There will also be some risks about which you can do nothing at the moment, not even planning to deal with them. You cannot rule out altered milieus or your retrenchment and ill-health; but you should have the dynamism to accept such risks and be fully geared up to make appropriate responses in the least possible time.
It is essential that you are able to determine the degree and quantum of progress made in your move towards your objectives. You can experience a spectacular rise and become the vice president of your company after putting in about a decade of service; under such a situation you will be able to gauge your progress. But in case you are rising up at a steady pace, your progress will be classically less recognisable. In most cases and more often than not, career advancements are relatively protracted and more systematic. The single important action is to gauge your progress because sans it, you will not be able to accomplish any of your objectives.
If you happen to miss out on achieving any of them, it would call for immediate serious contemplation. You will have to find out whether your objectives were not pragmatic or if you had deficiencies or whether your efforts were not commensurate. Your findings will provide you information that will facilitate making midterm corrections to get back on rails.

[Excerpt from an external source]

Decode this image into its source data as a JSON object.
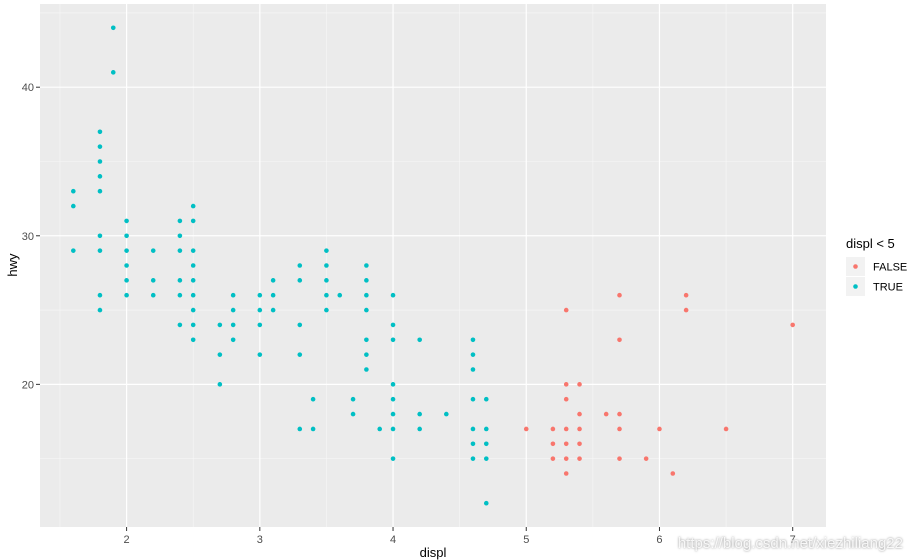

But what happens if your career objectives are not sharp and precise? Perhaps then you will have to make adjustments and enunciate your objectives all over again. Remember that in the absence of any capability to quantify and trail them, your career objectives are nothing but imaginings and castles built in the air.
When you make attempts to gauge your progress, besides discerning positive results, you will automatically get to be aware of your shortfalls. The shortfalls will highlight the need to undergo additional training, gather more experience or work harder still.
Most career objectives, including the best of them are mere proclamations about what you intend doing with your professional life. Your career objectives could well entail intricate ups and downs or spirals and drops in your move forward towards for attaining them. The point to note is that the enormity of your objectives in no way repudiates the need to measure your progress.

Considering all the above explanations, you must set quantifiable career objectives for yourself. The requirement of objectives being quantifiable is more significant than the objectives per se. But if your objectives are arcane and unfeasible, your capacity and capability to measure them will be subject to contesting.